= SRS (sailing) =

Yacht handicapping system

Svenskt Respitsystem (SRS), formerly known as Leading Yard Stick (LYS) and Lidingö Yard Stick (LYS), is a semi-empirical handicapping system used in yacht racing, primarily in Sweden and other Nordic countries.
The first version of the handicap system was developed in 1970 by the Swedish yacht designer Lars-Olof Norlin. He based the system on regatta results from the Round Lidingö Race. His own design, Allegro 27, was used as the benchmark and was by definition assigned a LYS value of 1.00.

Every yacht model has a SRS number that was previously based on results in regattas or, for new models, based on a velocity prediction program (VPP) as in IMS and some other handicapping systems. The SRS number is multiplied by the measured time in order to get the handicap corrected time. Thus, a yacht with SRS 1.30 needs to sail at least 30% faster than a yacht with SRS 1.00 to win over it. Trimarans of the type open OMRA 60, designed for racing only, have SRS values above 3.0.

The system was revised in 2011 and onwards, and is now primarily based on a secret calculation formula that should reflect the performance of each yacht. The formula is secret to prevent development of designs that are optimised for SRS racing.

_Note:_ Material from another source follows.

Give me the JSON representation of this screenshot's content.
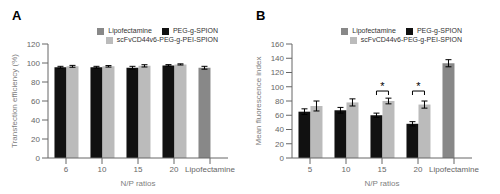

As the system is semi-empirically based the SRS number for each individual model might be subject for evaluation and eventually change. This particularly applies to new models based on VPP. The system enables yachts of all sizes and types to compete with each other. SRS 1.00 would equal an average boatspeed of 5.5 knots on a circular course at a wind speed of 5.0 m/s.

== SRS numbers ==
The numbers are agreed on by an internordic group. The group is responsible for maintaining a standard list, and agree on SRS values for models that are not yet on the list. If there are sufficient numbers of a specific model, the model will become a standard model.

The standard list is under constant review and change, and an updated list can be found at norlys.org.